There came a chain of explosions, each more violent than the one before, such as only the modern world can make. The sky was light as day if day could be colorless and merciless and then dissolve into flickering darkness.
Darkness Visible.
"Help, help me out of this," I cried, but they didn't seem to hear or notice my screams, and when I looked for Memnoch, I saw only a pair of elevator doors slide open suddenly, and before me loomed a great modern room full of elaborate chandeliers and buffed floors and carpets without end. The hard polished glitter of our machine-made world. Roger came running towards me.
Roger, in all his dandified finery of purple silk jacket and tightly tailored pants, of perfumed hair, and manicured hands.
"Lestat," he cried. "Terry is here, they are here. Lestat. " He clung to my coat, the very eyes I'd seen in the ghost and in the human in my arms, staring at me, breath on my face, the room dissolving into smoke, the dim spirit of Terry with her bright bottle-blond hair, throwing her arms about his neck, her face open with amazement, her pink lips speechless, Memnoch's wing touching down, shutting me off from them, the floor cracking open.
"I wanted to tell him about the veil. . . . " I insisted. I struggled.
Memnoch held me.
"This way!"
The heavens opened with another fiery shower of sparks and the clouds burst above, clashing together, the lightning touching down over our heads, and on came a thunderous deluge of cold and chilling rain.
"Oh God, oh, God, oh God!" I cried. "This cannot be your school! God! I say no!"
"Look, look!"
He pointed to the figure of Roger on his hands and knees, turning like a dog, amongst those he'd slain, men imploring him with outstretched arms, women tearing open the cloth of their dresses to show the wounds, the chatter of voices rising perilously as if the sound of Hell itself would suddenly explode, and Terry¡ªthe very same Terry-with her arms still around his neck. Roger lay on the ground, his shirt torn open, his feet naked, the jungle rising around him. Shots rang out in the dark. Crack of automatic guns spitting their numberless fatal bullets in unstinted fury. The lights of a house flickered among vines, amid monstrous trees. Roger turned to me, trying to rise, sinking back on his leg, crying, the tears streaming down his face.
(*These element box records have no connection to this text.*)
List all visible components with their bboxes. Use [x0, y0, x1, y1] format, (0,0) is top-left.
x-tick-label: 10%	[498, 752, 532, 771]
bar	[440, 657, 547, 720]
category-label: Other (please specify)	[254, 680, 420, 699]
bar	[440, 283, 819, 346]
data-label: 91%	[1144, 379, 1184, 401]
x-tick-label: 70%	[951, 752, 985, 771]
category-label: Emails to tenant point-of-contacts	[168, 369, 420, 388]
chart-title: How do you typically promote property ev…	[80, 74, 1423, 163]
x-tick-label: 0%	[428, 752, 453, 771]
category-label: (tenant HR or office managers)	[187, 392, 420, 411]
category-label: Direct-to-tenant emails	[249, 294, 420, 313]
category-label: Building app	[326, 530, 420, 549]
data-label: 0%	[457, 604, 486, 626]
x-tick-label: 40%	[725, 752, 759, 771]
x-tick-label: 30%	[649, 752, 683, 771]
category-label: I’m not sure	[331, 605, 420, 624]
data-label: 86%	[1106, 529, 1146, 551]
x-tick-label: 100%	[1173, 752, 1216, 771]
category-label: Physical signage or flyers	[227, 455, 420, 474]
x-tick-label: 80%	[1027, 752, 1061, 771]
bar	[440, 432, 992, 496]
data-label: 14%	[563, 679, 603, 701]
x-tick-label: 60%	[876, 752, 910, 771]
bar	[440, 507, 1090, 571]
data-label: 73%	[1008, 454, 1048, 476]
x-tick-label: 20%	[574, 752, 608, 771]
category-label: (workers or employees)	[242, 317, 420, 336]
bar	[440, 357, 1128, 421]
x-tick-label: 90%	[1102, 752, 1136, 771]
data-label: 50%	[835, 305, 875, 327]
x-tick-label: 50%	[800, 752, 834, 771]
". . . and each and every act, in its own way, Lestat, and I didn't know . . . I didn't know. . . . "
Distinct and ghastly and demanding, he rose before me only to recede into the countless others.
In all directions I saw them. The others.
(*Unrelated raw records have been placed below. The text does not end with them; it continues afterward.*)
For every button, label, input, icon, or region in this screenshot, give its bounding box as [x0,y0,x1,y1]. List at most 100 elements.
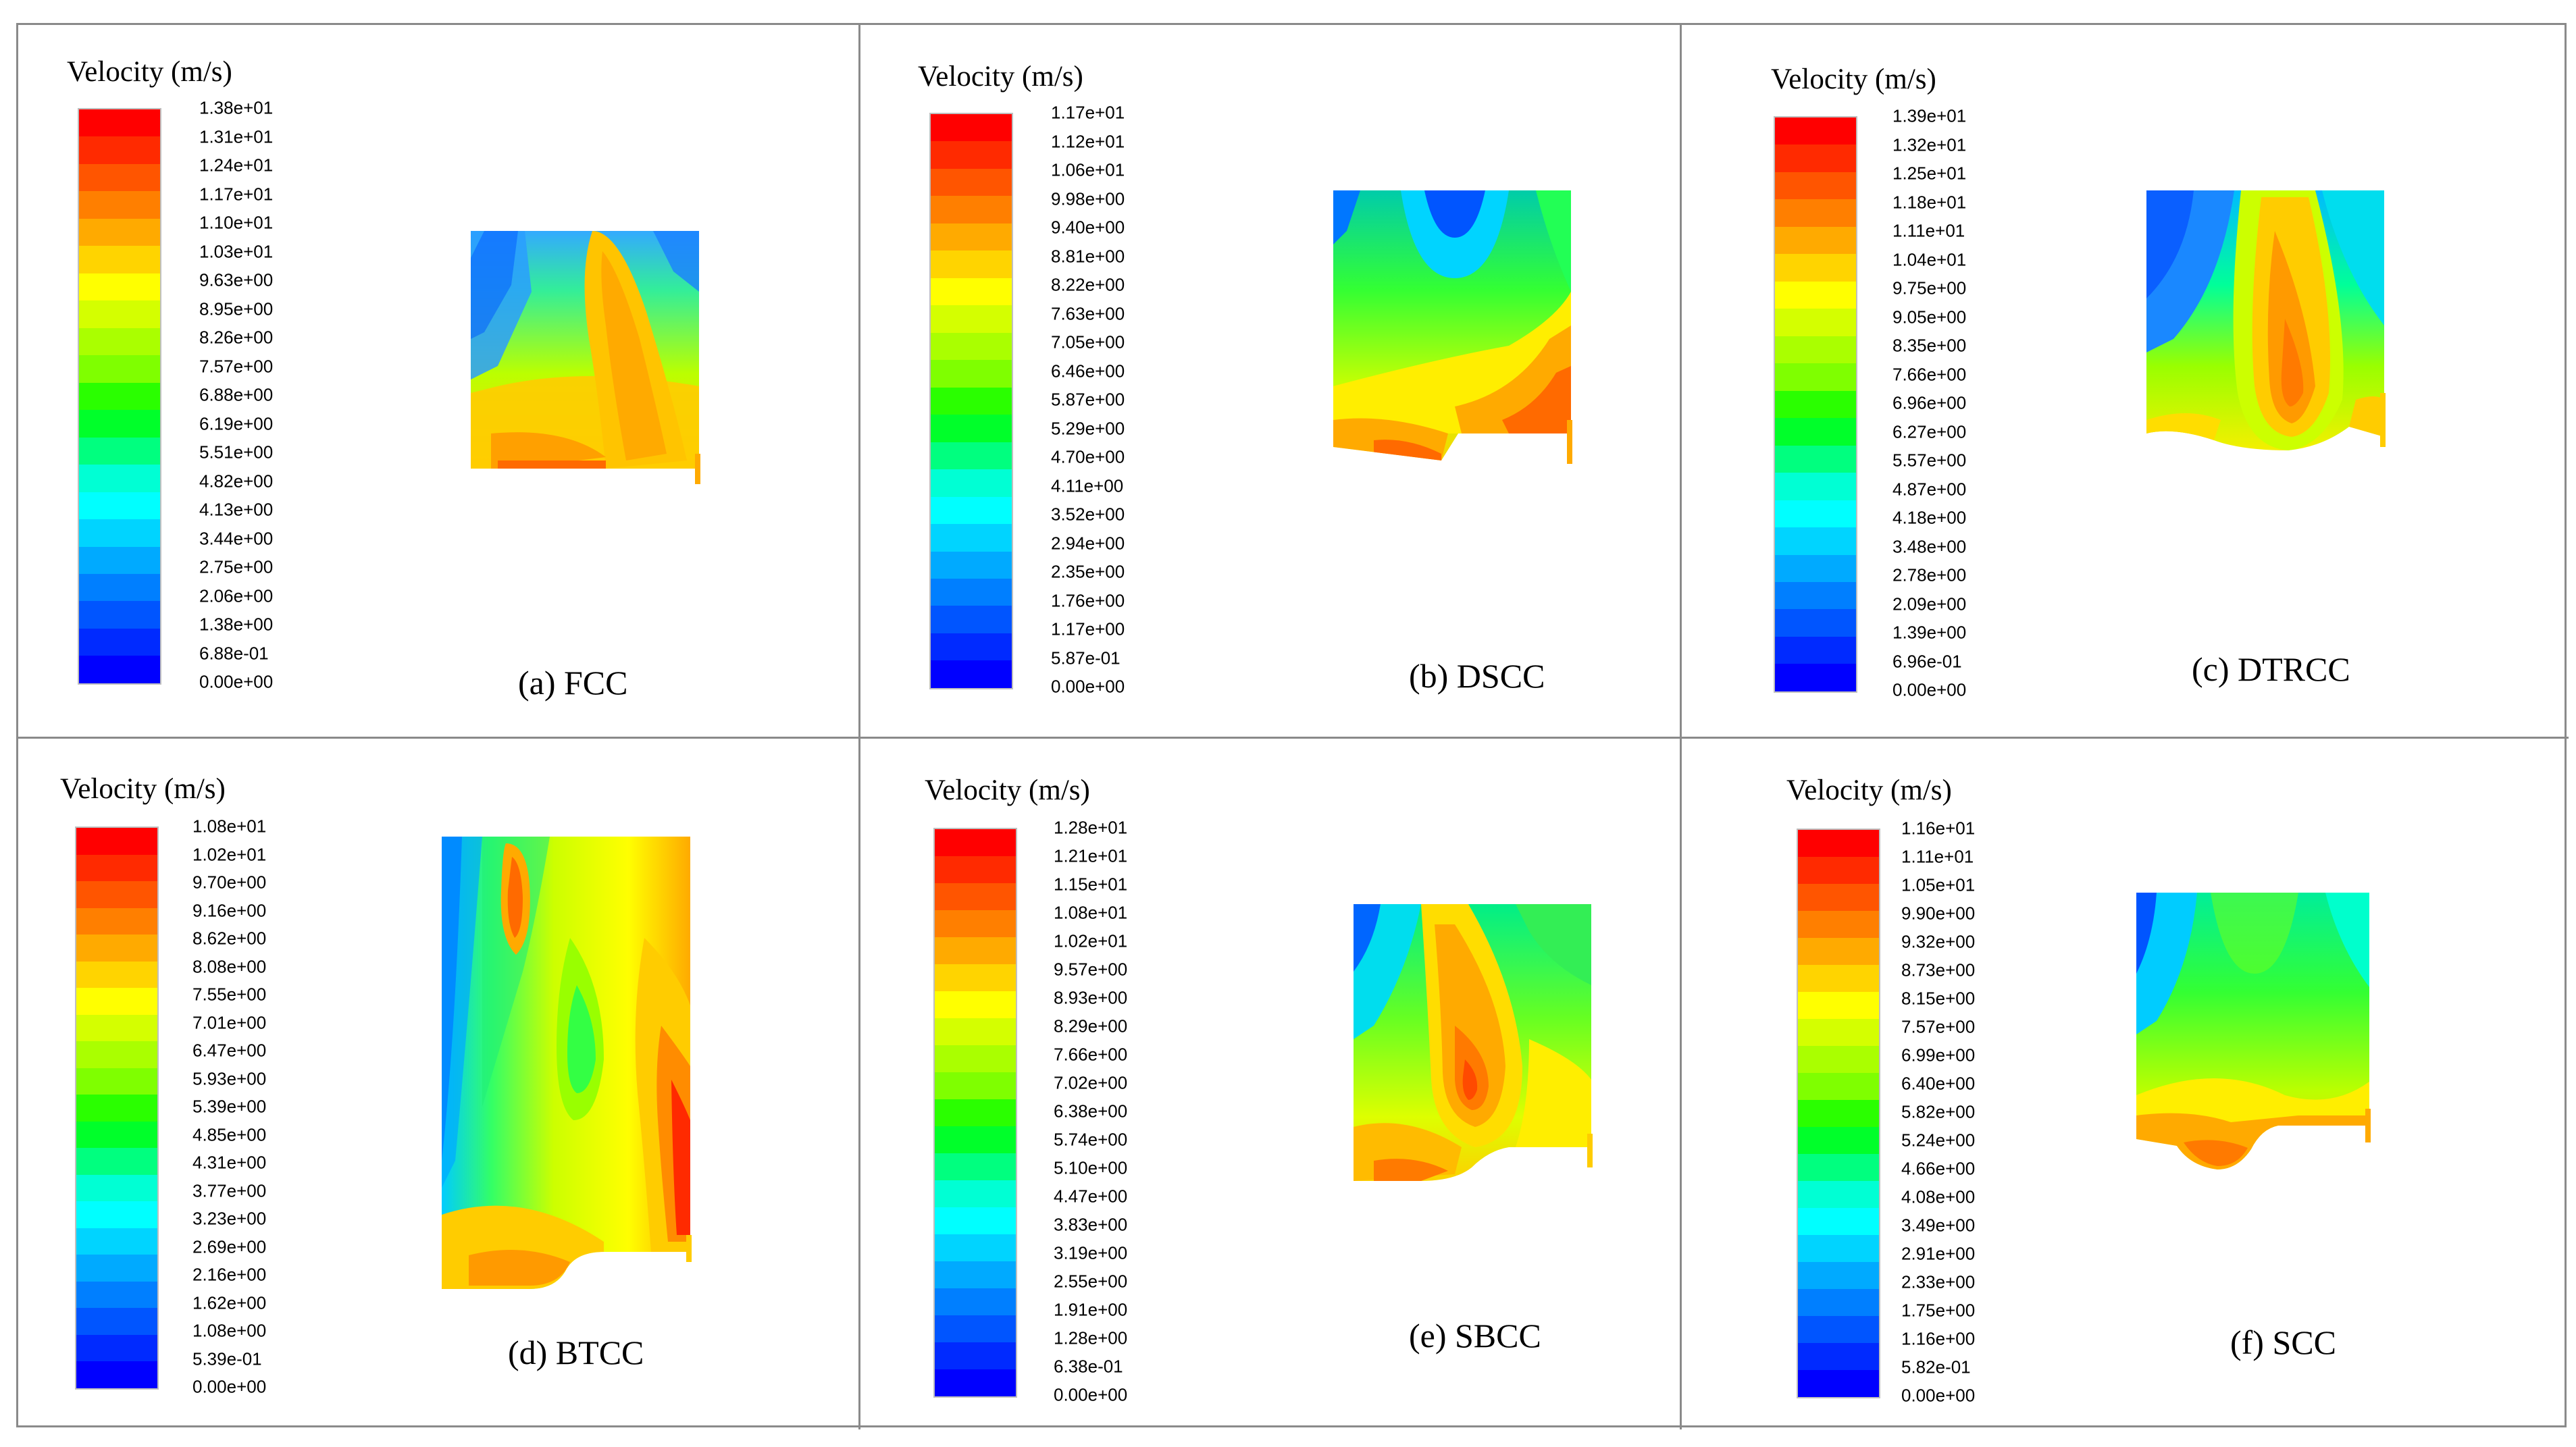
colorbar-tick-label: 1.28e+01 [1054,817,1128,838]
colorbar [75,826,159,1390]
panel-caption: (a) FCC [518,664,628,702]
colorbar-swatch [1775,199,1856,227]
colorbar-tick-label: 2.55e+00 [1054,1271,1128,1292]
colorbar-swatch [931,578,1012,606]
legend-title: Velocity (m/s) [1771,63,1936,95]
colorbar-tick-label: 1.08e+01 [192,816,267,837]
colorbar-tick-label: 5.10e+00 [1054,1157,1128,1178]
legend-title: Velocity (m/s) [67,56,232,88]
colorbar-swatch [76,1041,157,1068]
colorbar-swatch [931,387,1012,415]
colorbar-swatch [1798,1046,1879,1073]
colorbar-swatch [935,1072,1016,1099]
colorbar-tick-label: 7.55e+00 [192,984,267,1005]
colorbar-swatch [1775,418,1856,446]
colorbar-tick-label: 8.29e+00 [1054,1016,1128,1036]
colorbar-swatch [1775,636,1856,664]
colorbar-swatch [931,305,1012,333]
colorbar-swatch [1798,857,1879,884]
colorbar-tick-label: 8.73e+00 [1901,959,1976,980]
colorbar-swatch [935,937,1016,964]
colorbar-tick-label: 9.63e+00 [199,269,274,290]
colorbar [933,828,1017,1398]
colorbar-swatch [935,1126,1016,1153]
colorbar-tick-label: 4.31e+00 [192,1152,267,1173]
colorbar-tick-label: 4.18e+00 [1892,507,1967,528]
colorbar-swatch [935,1207,1016,1234]
colorbar-swatch [1798,1208,1879,1235]
colorbar-swatch [79,656,160,683]
colorbar-tick-label: 8.26e+00 [199,327,274,348]
colorbar-swatch [935,1315,1016,1342]
colorbar-swatch [76,988,157,1015]
colorbar-swatch [1798,1019,1879,1046]
colorbar-tick-label: 6.38e-01 [1054,1356,1123,1377]
colorbar-swatch [79,601,160,629]
colorbar-swatch [1775,473,1856,500]
colorbar-swatch [1798,911,1879,938]
colorbar-swatch [79,628,160,656]
colorbar-swatch [1798,1073,1879,1100]
colorbar-tick-label: 2.78e+00 [1892,564,1967,585]
colorbar-swatch [1798,1343,1879,1370]
colorbar-tick-label: 2.16e+00 [192,1264,267,1285]
colorbar-swatch [79,410,160,438]
colorbar-tick-label: 1.32e+01 [1892,134,1967,155]
colorbar-tick-label: 7.63e+00 [1051,303,1125,323]
colorbar-swatch [931,196,1012,223]
colorbar-swatch [931,251,1012,278]
colorbar-swatch [76,1068,157,1095]
colorbar-tick-label: 1.17e+00 [1051,619,1125,639]
colorbar-tick-label: 8.81e+00 [1051,246,1125,266]
colorbar-swatch [79,109,160,137]
panel-scc: Velocity (m/s) 1.16e+01 1.11e+01 1.05e+01 9… [1682,739,2569,1429]
colorbar-tick-label: 7.01e+00 [192,1012,267,1032]
colorbar-tick-label: 7.02e+00 [1054,1072,1128,1093]
colorbar-swatch [1775,554,1856,582]
velocity-contour-sbcc [1354,904,1593,1181]
colorbar-tick-label: 1.24e+01 [199,155,274,176]
colorbar-tick-label: 0.00e+00 [1901,1385,1976,1406]
colorbar-tick-label: 6.47e+00 [192,1040,267,1061]
colorbar-swatch [935,1099,1016,1126]
colorbar-swatch [79,327,160,356]
colorbar-swatch [79,163,160,192]
colorbar-tick-label: 2.91e+00 [1901,1243,1976,1264]
colorbar-swatch [1775,609,1856,637]
colorbar-tick-label: 1.12e+01 [1051,131,1125,151]
colorbar-swatch [931,168,1012,196]
colorbar-swatch [935,910,1016,937]
colorbar-tick-label: 1.76e+00 [1051,590,1125,610]
colorbar-tick-label: 1.11e+01 [1901,846,1974,867]
colorbar-tick-label: 1.17e+01 [199,184,274,204]
colorbar-tick-label: 6.96e-01 [1892,651,1962,671]
colorbar-swatch [79,273,160,301]
panel-dscc: Velocity (m/s) 1.17e+01 1.12e+01 1.06e+01 9… [860,25,1682,739]
colorbar [1797,828,1880,1398]
colorbar-swatch [79,191,160,219]
colorbar-tick-label: 1.21e+01 [1054,845,1128,866]
colorbar [1774,116,1857,693]
colorbar-tick-label: 1.16e+00 [1901,1328,1976,1349]
colorbar-tick-label: 7.66e+00 [1892,364,1967,384]
colorbar-tick-label: 9.75e+00 [1892,278,1967,298]
colorbar-tick-label: 1.11e+01 [1892,220,1965,241]
colorbar-tick-label: 1.15e+01 [1054,874,1128,895]
colorbar-swatch [1775,226,1856,255]
colorbar-swatch [79,519,160,547]
colorbar-tick-label: 3.19e+00 [1054,1242,1128,1263]
colorbar-tick-label: 1.38e+00 [199,614,274,635]
colorbar-tick-label: 5.74e+00 [1054,1129,1128,1150]
colorbar-tick-label: 2.75e+00 [199,556,274,577]
velocity-contour-scc [2136,893,2371,1169]
colorbar-tick-label: 1.03e+01 [199,241,274,261]
colorbar-swatch [931,551,1012,579]
colorbar-swatch [1775,527,1856,555]
colorbar-tick-label: 9.70e+00 [192,872,267,893]
colorbar-tick-label: 4.87e+00 [1892,479,1967,499]
colorbar-swatch [1775,144,1856,172]
colorbar-tick-label: 6.88e+00 [199,384,274,405]
colorbar-tick-label: 1.28e+00 [1054,1327,1128,1348]
legend-title: Velocity (m/s) [918,61,1083,93]
colorbar-tick-label: 9.90e+00 [1901,903,1976,924]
Scenario lapping into scenario, ashen colors brightening, or dying in a murky haze, and rising here and there from the horrid furious turbulent fields of Hell, the Purified Souls. There came the beat of drums, there came the piercing shrieks of some unendurable torture; a mass of men in crude white robes shoved into the blazing logs, their arms appealing to the souls who shrank and howled and screamed in remorse, in awful recognition.
"My God, my God, we are both forgiven!"
What was this sudden whirl of the filthy, stinking wind? Upward souls went with arms out, garments suddenly stripped or faded away into the indistinguishable robes of the Saved, the Tunnel opening.